1. The problem statement, all variables and given/known data
An electron with a speed of 1.1 × 107 m/s moves horizontally into a region where a constant vertical force of 3.2 × 10-16 N acts on it. The mass of the electron is 9.11 × 10-31 kg. Determine the vertical distance the electron is deflected during the time it has moved 34 mm horizontally.

2. Relevant equations
F=ma

3. The attempt at a solution

2. Jun 23, 2015

### Matternot

Try starting by using your "relevant equation"?

When calculating the distance travelled, what information do we need to calculate initially?

3. Jun 23, 2015

### J-dizzal

distance = vt?

4. Jun 23, 2015

### Matternot

That's not a bad idea. We will need that equation. The problem is the velocity isn't constant because there is a force. How do we calculate the time it is travelling for though? The time it's travelling for is important.

Last edited: Jun 23, 2015
5. Jun 23, 2015

### J-dizzal

v = v0 + at and solve for t? this eqate to zero, nevermind

6. Jun 23, 2015

### Matternot

It's very important to treat the vertical and horizontal velocities separately. The vertical force does not affect the horizontal speed. The horizontal speed does not affect the vertical speed. Maybe try using $s=vt$?

7. Jun 23, 2015

### J-dizzal

would i use a motion equation(constant accerleration)?

8. Jun 23, 2015

### Matternot

Yeah, The motion equation for constant acceleration sounds like a really good idea to describe the vertical motion. The problem is we need to calculate the time it is travelling for to use that. The horizontal motion might help us here.

9. Jun 23, 2015

### J-dizzal

I dont see how a vertical force would'nt affect the horizontal speed. for example if the vertical force was enough to change the direction of the particle to a vertical path then its horizontal speed would be zero. and the horizontal speed would be changing all the way.

10. Jun 23, 2015

### Matternot

But what if the force can never be strong enough to change the direction of the particle to a vertical path? What if the horizontal speed can never be zero under the influence of this vertical force?

11. Jun 23, 2015

### J-dizzal

well then the vertical force is not strong enough, but even a very small vertical force acting on a horizontal particle would accelerate the particle vertically therefore changing its horizontal velocity. the speed of particle would not change, just the horizontal velocity dependent on its angle with respect to horizontal.

12. Jun 23, 2015

### J-dizzal

so, distance = vt and solving for t would not work yet because the time isnt known. and distance is not known

13. Jun 23, 2015

### Matternot

Why is the speed of the particle constant?

14. Jun 23, 2015

### J-dizzal

speed is constant assuming this is in a vacuum, sorry should of noted that

15. Jun 23, 2015

### Matternot

This will make sense when the separation of x and y directions makes sense. I think we should postpone this until that is understood.

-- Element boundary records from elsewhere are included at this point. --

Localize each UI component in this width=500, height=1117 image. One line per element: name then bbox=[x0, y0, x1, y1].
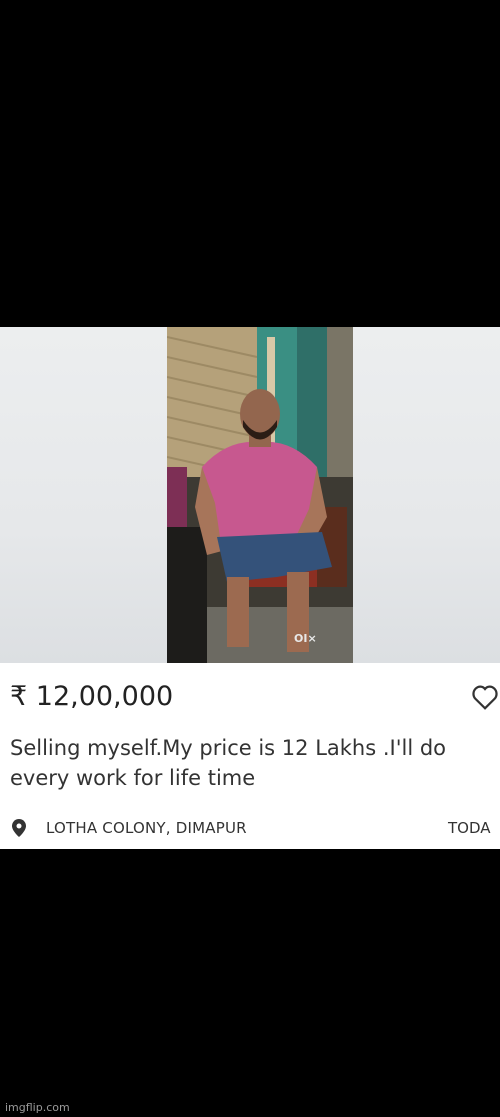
olx-watermark: OI× bbox=[294, 632, 317, 645]
heart-icon[interactable] bbox=[470, 682, 500, 712]
listing-photo[interactable]: OI× bbox=[167, 327, 353, 663]
listing-title[interactable]: Selling myself.My price is 12 Lakhs .I'l… bbox=[10, 733, 485, 793]
listing-card[interactable]: OI× ₹ 12,00,000 Selling myself.My price … bbox=[0, 327, 500, 849]
top-black-bar bbox=[0, 0, 500, 327]
listing-price: ₹ 12,00,000 bbox=[10, 681, 174, 712]
listing-image-area[interactable]: OI× bbox=[0, 327, 500, 663]
imgflip-credit: imgflip.com bbox=[5, 1101, 70, 1114]
listing-location: LOTHA COLONY, DIMAPUR bbox=[46, 819, 247, 837]
location-pin-icon bbox=[12, 819, 26, 837]
listing-date: TODA bbox=[448, 819, 491, 837]
location-row: LOTHA COLONY, DIMAPUR TODA bbox=[12, 817, 500, 841]
bottom-black-bar bbox=[0, 849, 500, 1117]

I assume you're trying to use the idea of constant energy. Why do you think energy here might not be constant?

16. Jun 23, 2015

### J-dizzal

i do not know about energy, i dont thing we have got to that chapter in the book yet.

17. Jun 23, 2015

### Matternot

So what makes you think the speed is constant?

18. Jun 23, 2015

### J-dizzal

so would the particle be accelerating after it enters the force field?

19. Jun 23, 2015

### J-dizzal

wouldnt speed be constant because there are no other forces acting on the particle that are past 90deg

20. Jun 23, 2015

### Matternot

Where there is a net force on an object, there is always an acceleration. Newton's first.

The idea that horizontal and vertical motion can be treated separately is crucial.

Imagine throwing a ball to someone. When it is thrown it is given a horizontal velocity and a vertical velocity. The gravitational force will affect it's vertical velocity, but not the horizontal. As it's vertical velocity is being affected, the direction and speed of the ball is being affected.